Relatore è stato il prof. Gustavo Zagrebelsky che ringraziamo sentitamente per aver accettato per la terza volta il nostro invito.

L’incontro si è svolto dinanzi ad un pubblico molto numeroso ed attento e si è aperto con un saluto del Sindaco di Ivrea, Carlo Della Pepa.

I temi toccati sono stati molti, dalla prevedibile posizione antieuropea di alcune forze politiche nella prossima campagna elettorale, al rischio della possibile perdita di legittimità delle istituzioni democratiche a fronte del rifiuto di un numero crescente di cittadini di partecipare alla vita pubblica anche solo recandosi a votare, all’abbandono da parte dei partiti della funzione loro assegnata dalla Costituzione per assumerne altre, dettate e finalizzate ad interessi privati, o ancora il fatto che nuovi movimenti si propongano puntando sulla supposta trasparenza della “rete” ma con approcci per definizione privi di qualsiasi garanzia associativa, dialettica ed in ultima analisi democratica.

Ma l’intervento del prof. Zagrebelsky è diventata una vera e propria “lectio magistralis” quando ha affrontato il tema della differenza tra la corruzione attuale e quella più abituale e “consueta”, da sempre presente nel nostro paese.

Il relatore ha messo in luce con esemplare chiarezza il carattere nuovo, per così dire strutturale della corruzione attuale; a partire dalla definizione di corruzione come interferenza e commistione tra tre sfere di attività umana che devono avere proprie regole e garanzie reciproche di autonomia: quella economica, quella culturale e quella politica.

Non che fenomeni di sovrapposizione e tentativi di utilizzare il successo in una sfera di attività (soprattutto economica) nell’ambito della politica o nel controllo delle attività culturali non siano o siano stati presenti in molti altri paesi, ma in nessun caso un paese di democrazia occidentale si è spinto così avanti come l’Italia nella commistione di tutte e tre gli ambiti culturale, economico e politico come nel ventennio berlusconiano.

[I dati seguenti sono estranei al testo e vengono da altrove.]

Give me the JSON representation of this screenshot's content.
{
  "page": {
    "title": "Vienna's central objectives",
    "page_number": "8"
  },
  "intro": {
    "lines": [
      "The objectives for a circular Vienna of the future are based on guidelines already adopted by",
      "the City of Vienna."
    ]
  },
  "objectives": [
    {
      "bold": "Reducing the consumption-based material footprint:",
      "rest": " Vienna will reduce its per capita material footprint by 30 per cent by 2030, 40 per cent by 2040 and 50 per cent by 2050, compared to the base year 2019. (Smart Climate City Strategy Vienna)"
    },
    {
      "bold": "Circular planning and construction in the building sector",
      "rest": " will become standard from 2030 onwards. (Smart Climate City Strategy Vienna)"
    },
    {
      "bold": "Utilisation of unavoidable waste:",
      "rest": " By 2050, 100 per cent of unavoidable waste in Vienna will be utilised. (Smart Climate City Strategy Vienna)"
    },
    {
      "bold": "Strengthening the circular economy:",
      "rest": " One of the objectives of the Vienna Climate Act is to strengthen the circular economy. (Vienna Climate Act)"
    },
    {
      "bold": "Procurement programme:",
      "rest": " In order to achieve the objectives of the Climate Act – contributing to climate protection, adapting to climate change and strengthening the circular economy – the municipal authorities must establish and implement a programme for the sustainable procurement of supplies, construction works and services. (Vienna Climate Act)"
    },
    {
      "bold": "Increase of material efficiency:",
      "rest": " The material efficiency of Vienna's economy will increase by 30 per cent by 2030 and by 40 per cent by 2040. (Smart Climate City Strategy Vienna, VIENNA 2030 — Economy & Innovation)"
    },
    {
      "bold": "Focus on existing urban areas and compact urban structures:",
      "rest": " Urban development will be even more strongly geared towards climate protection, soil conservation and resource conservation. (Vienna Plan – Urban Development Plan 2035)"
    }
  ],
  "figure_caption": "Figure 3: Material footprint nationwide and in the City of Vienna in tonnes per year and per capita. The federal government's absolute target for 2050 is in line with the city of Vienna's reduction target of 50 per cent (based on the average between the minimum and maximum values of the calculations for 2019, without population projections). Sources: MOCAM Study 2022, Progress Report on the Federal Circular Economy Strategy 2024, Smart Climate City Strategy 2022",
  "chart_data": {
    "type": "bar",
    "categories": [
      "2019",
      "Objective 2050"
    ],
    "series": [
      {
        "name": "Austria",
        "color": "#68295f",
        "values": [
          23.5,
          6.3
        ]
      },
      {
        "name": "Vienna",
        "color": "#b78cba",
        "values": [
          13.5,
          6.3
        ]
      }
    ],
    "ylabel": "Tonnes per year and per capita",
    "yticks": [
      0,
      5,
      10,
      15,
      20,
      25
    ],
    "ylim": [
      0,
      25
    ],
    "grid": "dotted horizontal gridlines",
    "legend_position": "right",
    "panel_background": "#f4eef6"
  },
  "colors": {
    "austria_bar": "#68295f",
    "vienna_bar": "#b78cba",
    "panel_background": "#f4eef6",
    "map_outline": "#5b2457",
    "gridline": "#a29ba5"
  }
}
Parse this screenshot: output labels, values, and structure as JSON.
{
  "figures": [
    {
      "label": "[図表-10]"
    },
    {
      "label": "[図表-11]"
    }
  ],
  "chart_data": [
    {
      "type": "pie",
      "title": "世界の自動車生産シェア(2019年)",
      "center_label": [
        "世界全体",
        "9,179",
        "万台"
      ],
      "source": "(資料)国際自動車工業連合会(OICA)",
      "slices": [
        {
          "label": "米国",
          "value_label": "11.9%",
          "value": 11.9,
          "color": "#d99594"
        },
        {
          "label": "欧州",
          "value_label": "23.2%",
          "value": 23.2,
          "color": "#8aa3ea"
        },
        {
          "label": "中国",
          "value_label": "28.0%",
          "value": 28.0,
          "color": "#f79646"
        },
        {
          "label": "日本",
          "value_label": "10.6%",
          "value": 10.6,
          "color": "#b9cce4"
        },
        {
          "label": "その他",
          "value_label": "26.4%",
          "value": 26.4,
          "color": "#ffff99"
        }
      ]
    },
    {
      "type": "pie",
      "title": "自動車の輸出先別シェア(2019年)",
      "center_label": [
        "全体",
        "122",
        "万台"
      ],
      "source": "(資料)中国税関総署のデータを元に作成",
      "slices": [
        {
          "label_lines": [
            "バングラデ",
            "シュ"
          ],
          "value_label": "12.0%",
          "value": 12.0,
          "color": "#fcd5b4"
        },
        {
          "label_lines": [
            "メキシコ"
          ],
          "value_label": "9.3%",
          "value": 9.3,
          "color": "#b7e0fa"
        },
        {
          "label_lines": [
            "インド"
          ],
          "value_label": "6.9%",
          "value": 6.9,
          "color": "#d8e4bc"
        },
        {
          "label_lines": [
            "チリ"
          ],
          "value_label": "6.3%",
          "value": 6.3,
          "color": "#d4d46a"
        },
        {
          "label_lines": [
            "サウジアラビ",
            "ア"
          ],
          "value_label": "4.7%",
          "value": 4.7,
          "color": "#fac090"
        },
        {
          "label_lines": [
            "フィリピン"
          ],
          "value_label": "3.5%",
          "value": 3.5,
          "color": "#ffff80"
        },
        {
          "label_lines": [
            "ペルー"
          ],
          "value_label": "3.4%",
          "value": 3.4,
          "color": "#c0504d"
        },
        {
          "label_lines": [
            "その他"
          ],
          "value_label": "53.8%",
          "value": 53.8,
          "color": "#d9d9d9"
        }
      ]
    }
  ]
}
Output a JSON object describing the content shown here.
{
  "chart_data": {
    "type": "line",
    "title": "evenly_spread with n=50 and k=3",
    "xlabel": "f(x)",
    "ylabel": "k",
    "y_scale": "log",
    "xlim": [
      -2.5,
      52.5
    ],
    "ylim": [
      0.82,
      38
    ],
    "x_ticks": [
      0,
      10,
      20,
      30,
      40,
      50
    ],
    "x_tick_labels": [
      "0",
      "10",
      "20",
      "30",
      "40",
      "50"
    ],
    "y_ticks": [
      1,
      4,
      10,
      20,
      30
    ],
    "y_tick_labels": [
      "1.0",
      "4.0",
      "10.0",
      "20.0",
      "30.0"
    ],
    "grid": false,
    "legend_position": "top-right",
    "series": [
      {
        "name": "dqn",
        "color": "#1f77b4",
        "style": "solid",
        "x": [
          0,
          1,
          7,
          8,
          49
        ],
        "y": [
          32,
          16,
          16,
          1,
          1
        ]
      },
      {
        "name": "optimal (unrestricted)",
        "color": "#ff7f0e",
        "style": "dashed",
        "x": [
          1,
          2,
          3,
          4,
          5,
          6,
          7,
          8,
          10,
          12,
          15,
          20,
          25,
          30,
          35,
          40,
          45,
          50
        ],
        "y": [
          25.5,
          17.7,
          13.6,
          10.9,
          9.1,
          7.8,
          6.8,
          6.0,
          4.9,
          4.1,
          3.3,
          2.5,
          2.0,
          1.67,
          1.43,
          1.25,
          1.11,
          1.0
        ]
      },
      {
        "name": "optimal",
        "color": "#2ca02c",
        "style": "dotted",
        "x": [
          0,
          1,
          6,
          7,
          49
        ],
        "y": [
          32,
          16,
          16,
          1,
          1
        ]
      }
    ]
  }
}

Proprio questo nuovo aspetto che fa venir meno il carattere anomalo, eccezionale del comportamento corruttivo, rende vana la speranza di ridimensionare il problema grazie semplicemente ad una singola legge. La sola possibile soluzione consiste quindi nel ripristinare e realizzare comportamenti che trovino la loro bussola nei dettati della Costituzione. A questo oggi sono chiamati i partiti.